Following Christ is not easy. He describes it in terms of self-denial and cross-bearing (Mark 8:34). Left to ourselves, we are constantly susceptible to the allure of short-cuts, distractions, and simplifications that accommodate the faith to our more natural preferences. For this reason, Dietrich Bonhoeffer, the German pastor who was instrumental in the nurture of a "confessing church" that stood opposed to Hitler's regime, defined discipleship with the apparently contradictory phrase costly grace. "It is costly," he said, "because it costs people their lives; it is grace because it thereby makes them live" (Dietrich Bonhoeffer Works, vol 4 , Fortress Augsburg, 2001, 45).

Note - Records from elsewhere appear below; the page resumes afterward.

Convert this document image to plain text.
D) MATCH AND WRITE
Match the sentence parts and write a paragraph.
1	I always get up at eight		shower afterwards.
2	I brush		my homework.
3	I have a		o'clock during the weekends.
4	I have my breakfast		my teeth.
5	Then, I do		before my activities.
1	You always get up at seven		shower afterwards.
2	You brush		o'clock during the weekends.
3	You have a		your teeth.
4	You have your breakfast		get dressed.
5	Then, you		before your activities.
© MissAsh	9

In order to maintain this dynamic tension we want to hold our thinking, relationships, and worship practices subject to the ongoing scrutiny of God's word. The phrase reformed and ever reforming emerged in the early Protestant era as a way of flagging this same concern. In its formative stages, the early church identified four defining priorities. "They devoted themselves," we are told, "to the apostles' teaching and to the fellowship, the breaking of bread and to prayer" (Acts 2:42). We believe these practices provided a vital and enduring structure for the ongoing renewal of the Christ-following community.